As an American wine lover, I've run into some fellow Americans who do not have much awareness of wine's history in the world. American wine culture is rapidly developing in some parts of the country, but it is still very young. As a consumer product, wine is seen through the lens of a commodity, like crude oil or soda pop. The fact that what we call the "New World" wine industry (hint: we're a part of it) has only existed in its present form for a few decades gets lost.
More than one person has asked me "What's so special about French wine? We make good wine too. I like California wine better anyway." ...or something along those lines. The question is not about what you personally like, and sure, tons of good wine, and many great wines are made in the U.S.A. We're getting better at it all the time, in spite of the nagging trend of industry consolidation and the corporatization of the industry. However, that again is really not the point.
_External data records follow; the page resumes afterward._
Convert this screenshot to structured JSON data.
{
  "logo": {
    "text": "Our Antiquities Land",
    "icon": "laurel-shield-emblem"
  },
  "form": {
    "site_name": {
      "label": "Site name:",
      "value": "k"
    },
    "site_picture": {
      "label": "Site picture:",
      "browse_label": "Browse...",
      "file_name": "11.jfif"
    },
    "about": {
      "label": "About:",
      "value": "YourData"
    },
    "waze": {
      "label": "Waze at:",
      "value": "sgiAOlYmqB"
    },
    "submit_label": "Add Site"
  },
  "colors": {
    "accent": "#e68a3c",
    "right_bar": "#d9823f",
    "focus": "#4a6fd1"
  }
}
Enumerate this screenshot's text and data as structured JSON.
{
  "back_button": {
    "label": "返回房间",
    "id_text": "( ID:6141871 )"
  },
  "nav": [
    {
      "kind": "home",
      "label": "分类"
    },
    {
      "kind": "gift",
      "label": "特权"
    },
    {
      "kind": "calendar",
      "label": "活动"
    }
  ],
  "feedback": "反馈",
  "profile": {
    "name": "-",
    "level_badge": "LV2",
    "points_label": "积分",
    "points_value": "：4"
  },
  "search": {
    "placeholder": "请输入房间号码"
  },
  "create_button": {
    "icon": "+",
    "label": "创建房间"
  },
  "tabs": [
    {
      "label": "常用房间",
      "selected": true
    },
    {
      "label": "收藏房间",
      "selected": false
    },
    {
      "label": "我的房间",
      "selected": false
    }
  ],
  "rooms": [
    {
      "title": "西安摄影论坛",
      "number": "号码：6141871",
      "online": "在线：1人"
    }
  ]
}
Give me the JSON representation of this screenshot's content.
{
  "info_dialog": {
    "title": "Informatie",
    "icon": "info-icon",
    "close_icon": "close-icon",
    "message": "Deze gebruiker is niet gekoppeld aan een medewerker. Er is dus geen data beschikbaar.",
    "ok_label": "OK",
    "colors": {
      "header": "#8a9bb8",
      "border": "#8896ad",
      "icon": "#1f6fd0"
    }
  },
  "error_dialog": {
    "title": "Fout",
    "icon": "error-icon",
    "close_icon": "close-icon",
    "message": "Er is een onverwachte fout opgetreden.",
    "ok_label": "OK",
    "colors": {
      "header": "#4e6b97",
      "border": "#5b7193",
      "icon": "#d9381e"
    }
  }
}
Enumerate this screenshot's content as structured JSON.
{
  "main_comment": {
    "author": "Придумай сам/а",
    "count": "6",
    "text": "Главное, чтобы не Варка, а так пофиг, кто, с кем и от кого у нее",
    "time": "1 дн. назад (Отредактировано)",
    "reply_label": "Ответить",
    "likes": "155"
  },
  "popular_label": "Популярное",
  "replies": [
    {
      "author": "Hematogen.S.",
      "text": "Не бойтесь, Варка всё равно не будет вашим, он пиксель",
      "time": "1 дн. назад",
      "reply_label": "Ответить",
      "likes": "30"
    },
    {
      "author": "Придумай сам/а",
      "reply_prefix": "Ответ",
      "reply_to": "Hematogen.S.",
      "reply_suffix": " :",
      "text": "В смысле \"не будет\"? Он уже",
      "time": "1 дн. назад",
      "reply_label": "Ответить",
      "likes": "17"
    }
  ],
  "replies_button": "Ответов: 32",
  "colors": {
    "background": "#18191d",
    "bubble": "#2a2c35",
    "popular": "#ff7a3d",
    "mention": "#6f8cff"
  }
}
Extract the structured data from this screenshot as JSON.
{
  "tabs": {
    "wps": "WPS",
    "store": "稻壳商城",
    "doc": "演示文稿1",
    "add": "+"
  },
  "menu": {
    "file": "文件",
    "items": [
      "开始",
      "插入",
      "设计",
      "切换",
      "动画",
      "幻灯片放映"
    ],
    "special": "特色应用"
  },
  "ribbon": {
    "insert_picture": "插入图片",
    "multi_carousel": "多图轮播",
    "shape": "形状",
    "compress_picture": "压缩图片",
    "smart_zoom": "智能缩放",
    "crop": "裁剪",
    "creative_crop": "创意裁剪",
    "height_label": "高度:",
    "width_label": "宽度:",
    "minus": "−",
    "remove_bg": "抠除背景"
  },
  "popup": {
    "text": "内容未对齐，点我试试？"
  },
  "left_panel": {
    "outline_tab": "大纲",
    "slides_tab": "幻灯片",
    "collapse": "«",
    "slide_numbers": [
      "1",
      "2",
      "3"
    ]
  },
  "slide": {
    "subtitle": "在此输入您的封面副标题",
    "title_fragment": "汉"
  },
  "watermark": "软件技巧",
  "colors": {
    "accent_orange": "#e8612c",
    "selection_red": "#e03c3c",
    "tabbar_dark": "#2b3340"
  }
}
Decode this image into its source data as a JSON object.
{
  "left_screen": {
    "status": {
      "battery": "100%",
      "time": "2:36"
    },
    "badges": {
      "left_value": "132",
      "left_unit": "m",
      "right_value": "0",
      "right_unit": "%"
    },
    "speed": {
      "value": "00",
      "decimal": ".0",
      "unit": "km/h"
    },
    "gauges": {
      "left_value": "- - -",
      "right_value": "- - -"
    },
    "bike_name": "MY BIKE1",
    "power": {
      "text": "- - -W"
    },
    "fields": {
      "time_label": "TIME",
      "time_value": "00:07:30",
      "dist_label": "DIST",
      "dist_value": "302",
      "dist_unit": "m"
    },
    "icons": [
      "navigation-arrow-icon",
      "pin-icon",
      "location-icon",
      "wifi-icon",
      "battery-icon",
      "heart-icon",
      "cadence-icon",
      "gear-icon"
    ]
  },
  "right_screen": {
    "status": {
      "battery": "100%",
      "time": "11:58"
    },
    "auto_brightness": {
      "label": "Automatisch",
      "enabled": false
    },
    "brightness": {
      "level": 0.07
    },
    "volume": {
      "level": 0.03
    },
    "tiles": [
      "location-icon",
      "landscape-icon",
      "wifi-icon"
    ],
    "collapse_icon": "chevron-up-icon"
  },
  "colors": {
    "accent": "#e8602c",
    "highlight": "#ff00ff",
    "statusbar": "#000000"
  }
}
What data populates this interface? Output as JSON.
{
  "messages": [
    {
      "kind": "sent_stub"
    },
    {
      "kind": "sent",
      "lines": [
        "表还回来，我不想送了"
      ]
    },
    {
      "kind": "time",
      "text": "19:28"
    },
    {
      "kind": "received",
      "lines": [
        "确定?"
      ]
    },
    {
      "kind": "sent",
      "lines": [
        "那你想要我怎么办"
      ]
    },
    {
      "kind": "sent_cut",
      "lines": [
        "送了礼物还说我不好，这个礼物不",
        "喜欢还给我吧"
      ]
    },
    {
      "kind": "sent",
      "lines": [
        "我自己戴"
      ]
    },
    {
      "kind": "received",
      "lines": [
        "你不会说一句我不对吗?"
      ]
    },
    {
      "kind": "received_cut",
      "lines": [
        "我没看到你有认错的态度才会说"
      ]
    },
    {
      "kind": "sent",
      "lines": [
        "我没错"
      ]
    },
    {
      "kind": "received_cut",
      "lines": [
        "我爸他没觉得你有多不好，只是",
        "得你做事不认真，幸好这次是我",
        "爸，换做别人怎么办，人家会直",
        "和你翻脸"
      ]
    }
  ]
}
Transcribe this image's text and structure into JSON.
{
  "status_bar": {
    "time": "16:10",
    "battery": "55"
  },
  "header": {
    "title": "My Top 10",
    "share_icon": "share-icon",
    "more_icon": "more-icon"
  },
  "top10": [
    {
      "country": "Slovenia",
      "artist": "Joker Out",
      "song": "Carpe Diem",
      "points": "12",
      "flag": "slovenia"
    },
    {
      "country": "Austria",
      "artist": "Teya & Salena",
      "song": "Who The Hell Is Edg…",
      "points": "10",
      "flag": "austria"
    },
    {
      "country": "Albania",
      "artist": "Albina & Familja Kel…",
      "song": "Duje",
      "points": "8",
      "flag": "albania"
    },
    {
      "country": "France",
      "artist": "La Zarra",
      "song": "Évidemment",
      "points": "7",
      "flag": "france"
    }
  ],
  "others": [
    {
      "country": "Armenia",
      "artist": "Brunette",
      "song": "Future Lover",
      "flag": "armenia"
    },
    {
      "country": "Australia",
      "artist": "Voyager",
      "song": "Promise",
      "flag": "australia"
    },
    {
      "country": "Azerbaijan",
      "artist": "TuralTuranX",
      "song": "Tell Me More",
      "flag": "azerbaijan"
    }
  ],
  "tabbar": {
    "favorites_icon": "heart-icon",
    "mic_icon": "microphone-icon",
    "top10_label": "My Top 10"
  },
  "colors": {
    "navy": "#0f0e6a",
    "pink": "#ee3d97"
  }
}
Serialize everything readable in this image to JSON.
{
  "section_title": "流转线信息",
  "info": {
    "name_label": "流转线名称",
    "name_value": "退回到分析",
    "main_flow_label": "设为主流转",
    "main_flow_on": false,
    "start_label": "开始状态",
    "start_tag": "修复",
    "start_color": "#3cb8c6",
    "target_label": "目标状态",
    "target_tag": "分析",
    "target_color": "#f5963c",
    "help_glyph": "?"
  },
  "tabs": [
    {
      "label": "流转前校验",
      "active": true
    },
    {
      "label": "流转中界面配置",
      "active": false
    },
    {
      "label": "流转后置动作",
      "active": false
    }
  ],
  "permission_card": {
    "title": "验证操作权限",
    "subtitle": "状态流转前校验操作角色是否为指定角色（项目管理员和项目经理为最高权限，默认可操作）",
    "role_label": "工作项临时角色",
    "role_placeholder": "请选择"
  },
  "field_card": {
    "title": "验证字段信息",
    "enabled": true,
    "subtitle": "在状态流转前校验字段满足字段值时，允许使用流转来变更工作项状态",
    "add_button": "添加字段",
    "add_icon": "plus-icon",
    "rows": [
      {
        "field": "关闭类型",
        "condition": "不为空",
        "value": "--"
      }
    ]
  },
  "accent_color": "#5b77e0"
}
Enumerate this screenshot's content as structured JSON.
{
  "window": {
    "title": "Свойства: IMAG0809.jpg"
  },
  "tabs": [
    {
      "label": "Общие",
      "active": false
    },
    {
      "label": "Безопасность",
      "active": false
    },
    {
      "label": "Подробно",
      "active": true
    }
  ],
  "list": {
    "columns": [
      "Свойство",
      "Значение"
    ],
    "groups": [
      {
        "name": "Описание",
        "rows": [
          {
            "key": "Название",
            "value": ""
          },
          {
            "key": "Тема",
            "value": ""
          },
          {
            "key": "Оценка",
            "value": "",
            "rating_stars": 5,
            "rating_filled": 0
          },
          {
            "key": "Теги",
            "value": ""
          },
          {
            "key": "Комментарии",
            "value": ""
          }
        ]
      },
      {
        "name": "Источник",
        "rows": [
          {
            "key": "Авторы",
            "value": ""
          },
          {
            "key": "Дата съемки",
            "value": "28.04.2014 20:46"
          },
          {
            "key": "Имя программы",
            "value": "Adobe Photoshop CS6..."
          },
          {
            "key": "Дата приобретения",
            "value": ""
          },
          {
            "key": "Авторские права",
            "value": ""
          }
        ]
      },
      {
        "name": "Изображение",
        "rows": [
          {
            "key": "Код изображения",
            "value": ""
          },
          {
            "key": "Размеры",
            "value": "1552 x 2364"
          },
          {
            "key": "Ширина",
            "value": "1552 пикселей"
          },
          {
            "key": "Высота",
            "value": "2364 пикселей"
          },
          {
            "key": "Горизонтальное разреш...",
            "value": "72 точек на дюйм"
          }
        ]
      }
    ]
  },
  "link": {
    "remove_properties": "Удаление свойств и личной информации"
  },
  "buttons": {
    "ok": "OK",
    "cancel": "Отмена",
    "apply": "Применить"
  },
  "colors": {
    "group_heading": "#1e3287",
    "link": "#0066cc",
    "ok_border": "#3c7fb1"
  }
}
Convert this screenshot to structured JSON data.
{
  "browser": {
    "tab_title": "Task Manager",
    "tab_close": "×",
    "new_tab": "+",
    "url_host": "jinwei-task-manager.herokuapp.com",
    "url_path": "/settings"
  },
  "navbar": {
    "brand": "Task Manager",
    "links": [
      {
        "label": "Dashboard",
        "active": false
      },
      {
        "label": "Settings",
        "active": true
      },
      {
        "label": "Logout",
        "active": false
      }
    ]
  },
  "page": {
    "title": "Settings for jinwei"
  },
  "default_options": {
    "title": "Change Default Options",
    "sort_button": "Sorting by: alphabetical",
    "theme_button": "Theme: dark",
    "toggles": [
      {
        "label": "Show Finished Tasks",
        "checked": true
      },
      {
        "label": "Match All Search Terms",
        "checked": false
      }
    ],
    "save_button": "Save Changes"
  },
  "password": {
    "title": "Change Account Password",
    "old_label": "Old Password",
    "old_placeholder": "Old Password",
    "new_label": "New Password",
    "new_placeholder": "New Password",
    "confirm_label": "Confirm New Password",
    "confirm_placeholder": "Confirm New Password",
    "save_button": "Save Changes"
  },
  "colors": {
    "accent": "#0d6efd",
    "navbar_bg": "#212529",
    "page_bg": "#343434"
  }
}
Some perspective: We experimented and failed at quality wine making during colonial times. A century later, we successfully planted French grape vines, and started making decent wines, but disaster after disaster--some from nature, some man made--doomed our wine industry to failure. It wasn't until the 1970s that we really started making some world class wines. We've been doing quite well ever since, and so have a number of other New world countries, like Australia and Argentina for example.
As all of this has been unfolding, it's important to remember that France, Italy, Spain, and others had already been making quality wine for centuries, in some cases millennia. Look at the map of France above. Those blotchy colored areas are its major wine producing regions. If you go back three hundred years, they existed and made wine in what today we would certainly call relative isolation. Local traditions develop over time, and expectations are built regarding what each of those wines is supposed to be like.
|The E.U.'s Seal Designating The Class of Unique Quality Wines|
Today, those traditions and expectations have become partially codified into an elaborate regulatory scheme, which the French led the way on. The European Union is enthusiastically mimicking this approach for all of its member countries. We Americans have little concept of this, and that's understandable. We are all a product of history after all, and our history is simply too short at this point.